Francesco Tudisco

Associate Professor (Reader) in Machine Learning

School of Mathematics, The University of Edinburgh
The Maxwell Institute for Mathematical Sciences
School of Mathematics, Gran Sasso Science Institute JCMB, King’s Buildings, Edinburgh EH93FD UK
email: f dot tudisco at ed.ac.uk

Neural rank collapse: Weight decay and small within-class variability yield low-rank bias

Emanuele Zangrando, Piero Deidda, Simone Brugiapaglia, Nicola Guglielmi, Francesco Tudisco,
preprint, (2024)

Abstract

Recent work in deep learning has shown strong empirical and theoretical evidence of an implicit low-rank bias: weight matrices in deep networks tend to be approximately low-rank and removing relatively small singular values during training or from available trained models may significantly reduce model size while maintaining or even improving model performance.
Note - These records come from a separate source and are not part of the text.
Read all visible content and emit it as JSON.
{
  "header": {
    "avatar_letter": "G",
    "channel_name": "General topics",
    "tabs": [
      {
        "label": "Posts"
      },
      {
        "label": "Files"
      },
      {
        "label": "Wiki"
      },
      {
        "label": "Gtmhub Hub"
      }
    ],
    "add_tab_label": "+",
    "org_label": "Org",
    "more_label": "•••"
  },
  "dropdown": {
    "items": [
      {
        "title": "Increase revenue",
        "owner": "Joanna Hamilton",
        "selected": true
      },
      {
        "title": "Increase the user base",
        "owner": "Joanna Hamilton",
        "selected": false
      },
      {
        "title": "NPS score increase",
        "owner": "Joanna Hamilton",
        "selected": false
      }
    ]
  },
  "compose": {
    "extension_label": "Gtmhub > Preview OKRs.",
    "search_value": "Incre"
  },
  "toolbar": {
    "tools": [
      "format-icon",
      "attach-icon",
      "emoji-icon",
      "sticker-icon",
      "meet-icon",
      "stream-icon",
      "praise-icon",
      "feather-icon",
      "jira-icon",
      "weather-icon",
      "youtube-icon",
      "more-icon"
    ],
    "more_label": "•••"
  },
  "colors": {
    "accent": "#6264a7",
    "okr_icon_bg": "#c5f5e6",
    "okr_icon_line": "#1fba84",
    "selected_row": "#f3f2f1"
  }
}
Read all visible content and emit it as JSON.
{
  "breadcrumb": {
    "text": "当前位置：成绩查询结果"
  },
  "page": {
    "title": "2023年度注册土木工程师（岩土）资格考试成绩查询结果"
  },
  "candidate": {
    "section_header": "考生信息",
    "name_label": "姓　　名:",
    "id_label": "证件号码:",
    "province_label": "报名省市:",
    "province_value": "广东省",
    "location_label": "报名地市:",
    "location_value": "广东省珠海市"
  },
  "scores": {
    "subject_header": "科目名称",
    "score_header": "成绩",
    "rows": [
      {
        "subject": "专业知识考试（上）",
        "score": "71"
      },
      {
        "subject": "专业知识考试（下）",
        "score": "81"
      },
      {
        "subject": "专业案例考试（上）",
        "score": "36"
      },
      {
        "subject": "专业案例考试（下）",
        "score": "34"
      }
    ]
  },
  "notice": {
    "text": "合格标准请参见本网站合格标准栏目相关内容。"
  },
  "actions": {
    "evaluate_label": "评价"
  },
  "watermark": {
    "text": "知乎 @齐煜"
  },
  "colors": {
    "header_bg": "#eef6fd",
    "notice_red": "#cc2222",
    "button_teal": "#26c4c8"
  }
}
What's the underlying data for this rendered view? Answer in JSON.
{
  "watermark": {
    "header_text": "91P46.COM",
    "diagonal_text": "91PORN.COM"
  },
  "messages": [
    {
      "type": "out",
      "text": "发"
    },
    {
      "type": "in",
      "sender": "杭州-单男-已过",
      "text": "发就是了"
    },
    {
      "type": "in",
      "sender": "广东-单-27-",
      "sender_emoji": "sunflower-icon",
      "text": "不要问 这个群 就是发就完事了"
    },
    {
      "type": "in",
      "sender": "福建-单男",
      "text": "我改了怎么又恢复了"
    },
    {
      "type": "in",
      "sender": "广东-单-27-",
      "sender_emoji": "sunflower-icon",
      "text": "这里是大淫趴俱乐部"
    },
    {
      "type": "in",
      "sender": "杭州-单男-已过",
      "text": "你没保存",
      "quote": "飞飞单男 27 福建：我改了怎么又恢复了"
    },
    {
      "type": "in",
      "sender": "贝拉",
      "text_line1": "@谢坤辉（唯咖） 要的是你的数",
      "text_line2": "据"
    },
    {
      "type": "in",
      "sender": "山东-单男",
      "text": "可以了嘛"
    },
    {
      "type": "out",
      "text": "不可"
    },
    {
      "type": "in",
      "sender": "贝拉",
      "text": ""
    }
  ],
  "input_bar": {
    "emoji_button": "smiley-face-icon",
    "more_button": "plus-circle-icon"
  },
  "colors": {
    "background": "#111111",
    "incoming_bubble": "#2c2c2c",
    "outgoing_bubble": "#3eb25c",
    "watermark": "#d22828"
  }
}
However, the majority of the theoretical investigations around low-rank bias in neural networks deal with oversimplified deep linear networks. In this work, we consider general networks with nonlinear activations and the weight decay parameter, and we show the presence of an intriguing neural rank collapse phenomenon, connecting the low-rank bias of trained networks with networks' neural collapse properties: as the weight decay parameter grows, the rank of each layer in the network decreases proportionally to the within-class variability of the hidden-space embeddings of the previous layers. Our theoretical findings are supported by a range of experimental evaluations illustrating the phenomenon.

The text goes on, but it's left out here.